Die Cigarette: blonder Honig, Opium wölbt mich ein. (Heimlich-gothische Kapelle, Sicherheit.)
Es riecht nach Wärme.
Aus den Revuen knistern blaue Lust-Zungen. Links in mir sammelt sich eine entzückende Angst. Liebe Gifte heizen, hetzen.
O ihr guten Droguen: ich bete euch sehr an. Lesen; blättern; man entknöspelt Zeitschriften wie Mädchen: fiebernd-sachlich, weihevoll-zynisch.
Die Eine, die mit mir, mit dir ich alles waren! Mir Vergangnes, unter Hochdruck, explodiert. Das habe ich publiziert: diese lackierten Teufeleien, geschminkten Qualen, ihr kleinen lila Neurosen.
Aber ein bisschen verachte ich euch, ihr meine reizenden Gespenster.
Ich bin eine solide Bestie. Schwer zu töten.
Nur Kaffee und Cigaretten muss man uns natürlich garantieren. Dazu einige erdige Parfums. Schon vormittags im Café (wie einst -).
So inniglich verbummelt.
Und der Tag ist kompromittiert, der Tag ist süß. Ermutigt (ach!) singe ich dieser zuckenden Minuten Melodie; sing ich euch, ihr gebenedeiten Cafés; sing ich die tiefgeliebte décadence.
Die lieben wir, die streicheln wir mit gewürzten Caressen.
(Ihr sprecht sie mit falschem Nasal-Laut aus.) Wir pfeifen auf was ihr stolz seid, euren Auszeichnungen weicht ein Achselzucken aus, und was ihr höhnt ist unser maßloser Stolz.
Weltenwild ist unser großes Glück und sehr privat. Wir sind völlig verdorben und endlos selig; wir sind feine Tiere; die Mädchen nahe uns werden böse und herrlich, werden sensitiv, instruiert und instruktiv.

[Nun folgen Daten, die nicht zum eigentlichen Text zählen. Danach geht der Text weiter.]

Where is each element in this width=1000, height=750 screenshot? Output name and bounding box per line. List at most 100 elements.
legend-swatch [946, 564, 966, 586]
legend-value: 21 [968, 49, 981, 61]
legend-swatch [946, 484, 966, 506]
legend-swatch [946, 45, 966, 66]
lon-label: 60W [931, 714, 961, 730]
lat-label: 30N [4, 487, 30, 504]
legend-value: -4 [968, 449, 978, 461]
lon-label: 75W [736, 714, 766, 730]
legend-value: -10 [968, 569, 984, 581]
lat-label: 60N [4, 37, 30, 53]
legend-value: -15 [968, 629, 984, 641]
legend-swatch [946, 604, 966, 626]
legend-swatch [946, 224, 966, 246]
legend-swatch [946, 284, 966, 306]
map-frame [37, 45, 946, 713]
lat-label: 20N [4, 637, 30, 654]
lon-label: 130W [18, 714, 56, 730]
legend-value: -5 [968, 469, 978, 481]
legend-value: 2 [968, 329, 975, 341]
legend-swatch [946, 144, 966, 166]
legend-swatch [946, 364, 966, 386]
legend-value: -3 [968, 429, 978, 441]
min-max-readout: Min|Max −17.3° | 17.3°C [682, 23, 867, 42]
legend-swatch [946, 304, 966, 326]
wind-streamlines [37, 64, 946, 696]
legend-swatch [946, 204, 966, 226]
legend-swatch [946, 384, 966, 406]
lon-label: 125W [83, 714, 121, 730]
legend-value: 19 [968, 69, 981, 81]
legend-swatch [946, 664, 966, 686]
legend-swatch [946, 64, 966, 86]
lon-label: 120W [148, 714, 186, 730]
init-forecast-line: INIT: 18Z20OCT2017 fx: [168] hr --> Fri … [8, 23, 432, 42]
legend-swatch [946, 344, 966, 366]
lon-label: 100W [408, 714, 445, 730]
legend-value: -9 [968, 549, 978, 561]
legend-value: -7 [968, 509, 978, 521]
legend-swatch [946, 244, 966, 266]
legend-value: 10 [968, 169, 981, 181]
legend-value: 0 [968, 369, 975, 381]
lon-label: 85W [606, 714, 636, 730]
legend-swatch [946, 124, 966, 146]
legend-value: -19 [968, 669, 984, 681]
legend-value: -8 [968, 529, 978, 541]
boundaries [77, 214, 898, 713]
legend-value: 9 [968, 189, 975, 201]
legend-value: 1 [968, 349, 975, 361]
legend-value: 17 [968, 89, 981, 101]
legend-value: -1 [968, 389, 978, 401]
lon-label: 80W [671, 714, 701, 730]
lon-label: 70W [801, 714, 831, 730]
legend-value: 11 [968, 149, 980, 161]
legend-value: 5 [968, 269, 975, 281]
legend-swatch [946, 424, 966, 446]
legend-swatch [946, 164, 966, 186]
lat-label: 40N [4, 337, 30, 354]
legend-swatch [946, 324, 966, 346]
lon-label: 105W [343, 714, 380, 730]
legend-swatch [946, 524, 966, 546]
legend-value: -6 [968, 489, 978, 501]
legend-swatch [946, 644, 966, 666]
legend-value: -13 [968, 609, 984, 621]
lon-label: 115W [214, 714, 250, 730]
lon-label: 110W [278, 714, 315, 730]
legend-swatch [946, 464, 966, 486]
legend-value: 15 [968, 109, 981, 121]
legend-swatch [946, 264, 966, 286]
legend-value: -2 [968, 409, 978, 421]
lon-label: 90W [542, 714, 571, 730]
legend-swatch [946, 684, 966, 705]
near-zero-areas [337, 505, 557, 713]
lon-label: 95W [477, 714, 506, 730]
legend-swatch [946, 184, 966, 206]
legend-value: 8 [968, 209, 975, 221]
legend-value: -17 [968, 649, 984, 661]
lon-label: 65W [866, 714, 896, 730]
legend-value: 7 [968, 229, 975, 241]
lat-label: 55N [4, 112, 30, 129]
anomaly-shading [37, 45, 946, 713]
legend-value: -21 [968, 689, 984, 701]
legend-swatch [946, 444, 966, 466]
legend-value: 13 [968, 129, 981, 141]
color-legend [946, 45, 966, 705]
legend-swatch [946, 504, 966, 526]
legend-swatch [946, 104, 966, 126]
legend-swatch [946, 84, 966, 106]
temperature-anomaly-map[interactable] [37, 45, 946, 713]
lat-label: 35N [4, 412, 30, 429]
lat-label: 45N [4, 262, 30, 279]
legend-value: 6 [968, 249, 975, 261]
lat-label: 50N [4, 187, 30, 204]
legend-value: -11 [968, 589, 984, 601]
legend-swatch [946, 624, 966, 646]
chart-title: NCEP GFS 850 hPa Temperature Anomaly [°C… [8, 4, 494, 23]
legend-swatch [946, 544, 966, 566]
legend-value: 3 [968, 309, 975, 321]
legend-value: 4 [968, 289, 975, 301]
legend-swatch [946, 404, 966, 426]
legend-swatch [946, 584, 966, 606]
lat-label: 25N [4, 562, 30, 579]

Diese Souveränität ist unangreifbar.
Alles können wir entbehren, natürlich außer dem Kaffee (bezaubernder Oliven-Tinte, die Innenränder beschreibend) und dem Café.
Sehr spöttische Herren sind wir weh schwankender Provinzen -
Selig in uns -
O: die geschmeckte Allmacht dieser Stunde!